Illicit Weed May Find a Legal Home
By EVELYN NIEVES
|Monica Almeida/ The New York Times This sign on Route 128 in Mendocino County, Calif., supports a November ballot measure that would allow residents to grow marijuana for personal use.
UKIAH, Calif., Sept. 29 — No one can say for sure when the first seeds were planted, or how things reached the point where marijuana became Mendocino County's No. 1 cash crop and claim to fame.
What is a given is that pot (the word of choice) is part of life here. It is so pervasive that when asked just how pervasive, residents chuckle and say you must be from somewhere else. Nearly everyone has an anecdote about stumbling onto the plant in a field or knowing a friend who grows it in the backyard. A local law firm makes a practice of marijuana legal defense and a public radio station warns residents when government helicopters are spanning the countryside looking for marijuana gardens.

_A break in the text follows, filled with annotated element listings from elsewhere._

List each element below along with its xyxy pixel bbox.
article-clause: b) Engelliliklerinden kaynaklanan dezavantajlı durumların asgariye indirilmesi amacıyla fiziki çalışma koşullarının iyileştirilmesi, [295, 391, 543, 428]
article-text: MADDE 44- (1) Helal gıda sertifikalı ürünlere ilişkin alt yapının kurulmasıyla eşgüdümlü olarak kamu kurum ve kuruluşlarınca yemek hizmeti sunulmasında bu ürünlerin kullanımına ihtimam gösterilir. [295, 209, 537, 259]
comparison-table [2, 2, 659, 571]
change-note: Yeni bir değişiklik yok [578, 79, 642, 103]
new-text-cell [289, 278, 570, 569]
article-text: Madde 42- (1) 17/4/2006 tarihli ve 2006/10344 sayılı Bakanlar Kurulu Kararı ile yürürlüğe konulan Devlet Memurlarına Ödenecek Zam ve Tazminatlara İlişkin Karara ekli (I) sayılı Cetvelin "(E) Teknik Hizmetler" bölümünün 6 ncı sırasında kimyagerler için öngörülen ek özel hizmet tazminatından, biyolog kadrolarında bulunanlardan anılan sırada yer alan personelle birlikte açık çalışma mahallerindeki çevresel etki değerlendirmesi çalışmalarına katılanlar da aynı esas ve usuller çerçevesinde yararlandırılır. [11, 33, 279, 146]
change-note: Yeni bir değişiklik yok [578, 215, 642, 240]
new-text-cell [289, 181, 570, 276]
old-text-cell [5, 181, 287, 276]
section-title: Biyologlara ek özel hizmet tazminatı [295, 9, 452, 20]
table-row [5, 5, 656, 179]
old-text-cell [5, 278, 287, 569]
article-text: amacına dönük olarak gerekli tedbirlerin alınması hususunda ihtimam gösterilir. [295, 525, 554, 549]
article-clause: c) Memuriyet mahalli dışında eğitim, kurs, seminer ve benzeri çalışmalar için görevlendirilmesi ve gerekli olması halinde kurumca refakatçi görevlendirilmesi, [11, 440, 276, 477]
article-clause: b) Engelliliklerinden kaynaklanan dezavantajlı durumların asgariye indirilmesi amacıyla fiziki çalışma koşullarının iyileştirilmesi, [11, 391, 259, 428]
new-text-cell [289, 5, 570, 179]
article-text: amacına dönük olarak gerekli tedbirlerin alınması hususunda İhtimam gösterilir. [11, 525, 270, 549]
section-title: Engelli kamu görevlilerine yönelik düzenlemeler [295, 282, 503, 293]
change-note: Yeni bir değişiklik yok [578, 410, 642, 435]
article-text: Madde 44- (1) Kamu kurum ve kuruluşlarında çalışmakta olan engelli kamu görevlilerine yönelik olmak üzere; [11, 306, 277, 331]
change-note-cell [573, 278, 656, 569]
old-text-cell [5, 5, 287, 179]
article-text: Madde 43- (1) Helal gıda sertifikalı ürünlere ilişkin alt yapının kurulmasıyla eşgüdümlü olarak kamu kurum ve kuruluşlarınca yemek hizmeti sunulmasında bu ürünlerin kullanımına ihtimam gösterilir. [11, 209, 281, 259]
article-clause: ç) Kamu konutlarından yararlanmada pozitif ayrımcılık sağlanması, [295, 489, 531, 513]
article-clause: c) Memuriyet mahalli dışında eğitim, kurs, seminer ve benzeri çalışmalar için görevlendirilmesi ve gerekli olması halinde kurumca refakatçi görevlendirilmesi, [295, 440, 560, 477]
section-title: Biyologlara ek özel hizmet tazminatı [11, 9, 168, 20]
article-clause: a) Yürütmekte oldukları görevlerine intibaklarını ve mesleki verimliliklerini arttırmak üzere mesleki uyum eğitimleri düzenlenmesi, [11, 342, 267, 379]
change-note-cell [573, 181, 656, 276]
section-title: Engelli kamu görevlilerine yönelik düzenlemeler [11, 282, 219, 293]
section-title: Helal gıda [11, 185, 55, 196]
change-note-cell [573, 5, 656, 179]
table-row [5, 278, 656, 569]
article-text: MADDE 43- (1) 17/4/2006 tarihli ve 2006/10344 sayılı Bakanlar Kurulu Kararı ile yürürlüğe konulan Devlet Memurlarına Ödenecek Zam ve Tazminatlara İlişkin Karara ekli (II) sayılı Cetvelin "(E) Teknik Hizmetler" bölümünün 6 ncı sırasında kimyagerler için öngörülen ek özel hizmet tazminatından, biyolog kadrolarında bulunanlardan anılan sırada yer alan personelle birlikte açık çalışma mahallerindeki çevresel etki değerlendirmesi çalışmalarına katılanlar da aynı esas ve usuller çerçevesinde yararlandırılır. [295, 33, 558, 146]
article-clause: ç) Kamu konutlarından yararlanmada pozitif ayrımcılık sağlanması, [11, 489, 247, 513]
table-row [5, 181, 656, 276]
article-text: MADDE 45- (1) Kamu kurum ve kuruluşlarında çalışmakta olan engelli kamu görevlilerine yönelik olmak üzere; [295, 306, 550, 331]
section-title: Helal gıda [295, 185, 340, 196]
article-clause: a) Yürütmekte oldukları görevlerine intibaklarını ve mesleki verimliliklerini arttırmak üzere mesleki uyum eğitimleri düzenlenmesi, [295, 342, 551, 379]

"Well this is the Emerald Triangle, after all," said Susan Billy, who runs a jewelry bead store in Ukiah, the county seat. The Emerald Triangle is the nickname for the three North Coast counties — Mendocino, Humboldt and Trinity — known collectively for growing the most, and to connoisseurs the best, marijuana in the country. "Everyone assumes everyone uses pot, even if, like me, they don't," said Ms. Billy, with a shrug. Like most people interviewed at random, she said she believed in live and let live about it.
In fact, people here say it is time to decriminalize marijuana once and for all. Not medicinal pot; that issue was decided in 1996, when 64.5 percent of Mendocino County voters approved the statewide initiative on marijuana for medical use.
What the county is apparently about to become is the first place in the country that would allow residents to grow marijuana for personal use. A citizen-sponsored ballot initiative that would allow them to do so, known as Measure G, is on the ballot in November. It was signed by 5,900 Mendocino County voters, twice the required number, and is expected to pass by a wide margin. (A ballot measure in Alaska that would legalize marijuana and offer restitution to those who have served prison time for using it faces stiff opposition.)
Measure G would instruct the county sheriff and district attorney to make marijuana enforcement their "lowest priority with respect to other crimes," and "remove the fear of prosecution and the stigma of criminality from people who harmlessly cultivate and/or use marijuana." It would allow residents to grow up to 25 plants, at a street value of about $100,000, without fear of arrest. Transporting and selling pot would still be crimes.
While state and federal drug laws would supersede the local measure, rendering it moot, proponents say it would be an important first step in challenging the thinking that makes using marijuana a criminal offense but drinking alcohol socially acceptable, even desirable.
"What this initiative does is cap a 20-plus-year war on marijuana," said Dan Hamburg, a former Democratic congressman and now one of the local Green Party members who drafted the measure.
"Measure G says this war has wasted lots of money, wasted lots of lives, and the whole logic behind pot being illegal is ridiculous and false," Mr. Hamburg added, "especially for a county that so touts its alcohol making, particularly its wine and microbreweries. Microbreweries practically started here, and I have a friend who was busted for four scrawny little plants."
He is not alone in saying that the laws that bring in swarms of local, state and federal drug agents to the Emerald Triangle right about now, in the fall harvest season for marijuana, are hypocritical. The annual marijuana eradication effort will spend $1 million to destroy the illegal crop, with a street value estimated at $1 billion. Yet new wineries are growing and established ones expanding throughout this once wild country that begins about 100 miles north of San Francisco.
"I think the whole war on marijuana is just ridiculous, given the alcohol that is manufactured here," said Alana Oldham, a 20-year-old environmental activist who grew up in Potter Valley, farm country that has been taken over by grape growers. "Everyone I know is voting for the measure. Absolutely everyone."
Ukiah and Boonville (the most politically progressive town in Mendocino) and other small, quaint towns in the county look like typical sleepy communities, with a deli here, a cafe there, an animal hospital or two along the road. The vegetarian, ex- hippie crowd is outnumbered by the lumberjacks and plain folk. There are no pot paraphernalia shops in the county, and the only sign that displays any marijuana culture is a sign on Route 128, entering Boonville, that reads "Yes on G," with a marijuana leaf.
Of course, not everyone is voting for the measure. Michael Delbar, chairman of the five-member board of supervisors, said: "My concern is, what message does that send to our children? There are folks in the county who try to equate tobacco and alcohol with marijuana. But two of those are legal. If they want to make a political statement, fine. If they want to change the law, let them go 3,000 miles and lobby Congress."
Proponents of Measure G said it was not about about endorsing the large commercial growers in the region, or the small commercial growers for that matter.
"Sometimes," Mr. Hamburg said, "you get the idea from the opponents that Mendocino County would become the mom-and-pop pot-growing capital of the universe."